September 20, 2018

New sparkle for ‘jewel of community’

Observer photo by Al Frey
Elizabeth Ponce and Ethan St. Amour cut the ribbon for the refurbished Williston Central School

By Jason Starr

Observer staff

Two days before school began for real, the doors to Williston Central School opened Monday night for a first look at the $20 million in upgrades completed this month.

About 75 community members joined school administrators and building professionals from general contractor ReArch Company to celebrate the improvements and tour refurbished classrooms and common spaces.

“The library is gorgeous,” said parent Ray Larose, pointing out one of the more dramatic upgrades. The Family and Consumer Science room and gym lockers also stood out to him after touring the building, as well as smaller details like improved windows and push-button window shades.
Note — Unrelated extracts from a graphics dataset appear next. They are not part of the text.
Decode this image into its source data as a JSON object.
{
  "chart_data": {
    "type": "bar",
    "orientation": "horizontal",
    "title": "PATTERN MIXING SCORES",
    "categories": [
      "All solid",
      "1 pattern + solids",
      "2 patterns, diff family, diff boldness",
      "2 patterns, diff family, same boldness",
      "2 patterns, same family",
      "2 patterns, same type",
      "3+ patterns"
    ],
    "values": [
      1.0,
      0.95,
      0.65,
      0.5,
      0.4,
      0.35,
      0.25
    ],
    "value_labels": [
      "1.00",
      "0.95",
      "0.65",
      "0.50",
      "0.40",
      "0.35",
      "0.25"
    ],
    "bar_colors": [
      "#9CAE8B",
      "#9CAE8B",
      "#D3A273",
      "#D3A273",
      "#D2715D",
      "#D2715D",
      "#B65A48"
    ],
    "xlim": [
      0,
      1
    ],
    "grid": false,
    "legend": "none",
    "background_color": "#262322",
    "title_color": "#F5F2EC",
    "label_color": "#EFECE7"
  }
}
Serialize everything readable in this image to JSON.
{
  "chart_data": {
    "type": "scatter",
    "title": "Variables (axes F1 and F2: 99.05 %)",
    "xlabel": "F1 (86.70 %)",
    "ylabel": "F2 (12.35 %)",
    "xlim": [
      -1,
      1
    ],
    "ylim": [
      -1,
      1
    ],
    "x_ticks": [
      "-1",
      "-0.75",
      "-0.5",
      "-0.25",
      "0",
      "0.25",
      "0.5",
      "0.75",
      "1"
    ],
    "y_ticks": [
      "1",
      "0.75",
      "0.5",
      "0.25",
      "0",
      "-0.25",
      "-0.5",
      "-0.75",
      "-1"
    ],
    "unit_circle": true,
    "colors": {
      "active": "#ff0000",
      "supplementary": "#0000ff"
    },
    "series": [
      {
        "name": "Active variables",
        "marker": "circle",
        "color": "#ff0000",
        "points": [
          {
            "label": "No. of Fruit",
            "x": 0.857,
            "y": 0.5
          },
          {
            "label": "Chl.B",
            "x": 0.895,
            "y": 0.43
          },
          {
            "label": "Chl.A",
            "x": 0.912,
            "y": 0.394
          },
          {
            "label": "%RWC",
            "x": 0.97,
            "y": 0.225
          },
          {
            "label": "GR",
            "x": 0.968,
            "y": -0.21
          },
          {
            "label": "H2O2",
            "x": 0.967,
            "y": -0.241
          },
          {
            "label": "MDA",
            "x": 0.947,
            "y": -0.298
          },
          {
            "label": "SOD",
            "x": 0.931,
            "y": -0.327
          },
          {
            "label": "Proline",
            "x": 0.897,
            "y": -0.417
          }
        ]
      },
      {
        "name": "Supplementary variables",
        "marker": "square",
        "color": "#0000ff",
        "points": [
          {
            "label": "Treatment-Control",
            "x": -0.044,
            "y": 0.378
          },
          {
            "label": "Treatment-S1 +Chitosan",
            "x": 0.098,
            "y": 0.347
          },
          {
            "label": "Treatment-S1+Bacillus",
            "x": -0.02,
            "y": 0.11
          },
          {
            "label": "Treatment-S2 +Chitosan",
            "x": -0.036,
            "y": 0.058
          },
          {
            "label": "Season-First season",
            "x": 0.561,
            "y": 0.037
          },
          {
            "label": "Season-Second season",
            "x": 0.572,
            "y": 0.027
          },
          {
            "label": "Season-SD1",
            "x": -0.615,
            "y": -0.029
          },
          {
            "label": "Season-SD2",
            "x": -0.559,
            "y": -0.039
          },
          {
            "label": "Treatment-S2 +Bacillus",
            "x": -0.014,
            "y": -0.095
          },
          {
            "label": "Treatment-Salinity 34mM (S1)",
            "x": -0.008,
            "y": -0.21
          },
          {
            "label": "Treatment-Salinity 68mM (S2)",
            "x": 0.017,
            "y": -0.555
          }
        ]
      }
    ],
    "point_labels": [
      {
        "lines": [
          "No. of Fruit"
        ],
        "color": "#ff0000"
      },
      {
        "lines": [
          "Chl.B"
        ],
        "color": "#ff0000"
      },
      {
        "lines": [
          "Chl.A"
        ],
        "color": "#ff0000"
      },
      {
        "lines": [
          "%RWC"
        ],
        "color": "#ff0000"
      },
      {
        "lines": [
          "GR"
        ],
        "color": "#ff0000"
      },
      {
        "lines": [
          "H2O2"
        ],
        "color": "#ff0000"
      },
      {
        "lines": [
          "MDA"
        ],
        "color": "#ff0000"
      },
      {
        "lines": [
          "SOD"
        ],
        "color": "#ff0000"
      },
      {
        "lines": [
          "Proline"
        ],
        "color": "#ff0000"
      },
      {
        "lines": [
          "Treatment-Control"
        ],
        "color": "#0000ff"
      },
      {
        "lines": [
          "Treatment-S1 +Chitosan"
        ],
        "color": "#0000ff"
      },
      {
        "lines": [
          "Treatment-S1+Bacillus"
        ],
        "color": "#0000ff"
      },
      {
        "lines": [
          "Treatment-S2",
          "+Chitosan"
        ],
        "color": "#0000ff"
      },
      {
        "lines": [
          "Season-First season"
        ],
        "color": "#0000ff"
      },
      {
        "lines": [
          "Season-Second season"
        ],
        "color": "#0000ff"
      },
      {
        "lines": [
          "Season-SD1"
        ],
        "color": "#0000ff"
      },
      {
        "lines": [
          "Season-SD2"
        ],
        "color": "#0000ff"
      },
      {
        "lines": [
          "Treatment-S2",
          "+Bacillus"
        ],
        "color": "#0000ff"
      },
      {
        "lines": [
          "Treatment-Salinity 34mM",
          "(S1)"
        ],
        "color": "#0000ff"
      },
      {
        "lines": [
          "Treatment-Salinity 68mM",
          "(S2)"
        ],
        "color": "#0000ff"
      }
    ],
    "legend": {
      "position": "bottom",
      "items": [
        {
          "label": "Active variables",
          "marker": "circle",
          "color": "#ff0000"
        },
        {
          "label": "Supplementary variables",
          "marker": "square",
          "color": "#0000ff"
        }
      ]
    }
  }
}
“These renovations were very targeted,” he said, “and they help a lot.”

Williston Central was originally built in 1949, and the community has continually added on sections over the years. Voters approved a $20 million bond for renovations at Town Meeting Day in 2016. The project took about 15 months to complete — spanning two summers and one school year.

Williston Lead Principal Greg Marino encouraged Monday’s visitors to check out the dining room (now renamed the community room), the auditorium, the cafeteria, the library and the gym. He also highlighted changes to the entrance and front office area.

Many of the upgrades are out of sight, however, including air circulation, ventilation and heating, plumbing, security and fire sprinklers.

“This is a jewel of the community, and I’m so appreciative that the community stepped up to invest in the future of it,” Marino said.

Work on the bond proposal began under the former Williston School Board. That board dissolved in 2017 when the Williston School District merged with surrounding school districts to form the Champlain Valley School District. Kevin Mara served on the former Williston School Board at the time of the bond proposal and is a current member of the Champlain Valley School Board.

He praised the new school board for taking up the project and helping to see it through.

“Every classroom has had major work done,” Mara said. “It is now a great place for our children to learn.”

Many who showed up to Monday’s ribbon-cutting and building tours were students interested in seeing their classrooms and common areas. As some of the work was completed before and during last school year, not everything was new to the students.

Aaron Larose, who started seventh grade this week, recalled the challenge of maintaining a learning environment while the building was under construction last school year. Classrooms were uprooted and moved multiple times.

“We were late to a lot of classes, we just couldn’t find them,” he said. “It was just all wacked. There was a lot of commotion.”

Nicole and Tom Juiffre have one child in fourth grade and two younger children on track to attend Williston Central in coming years. They said they are thankful their whole family will benefit from the renovations.

“The environment seems more conducive to learning,” Nicole said. “You walk into other schools, and this is what you expect. I feel like we were maybe a little behind the times before.”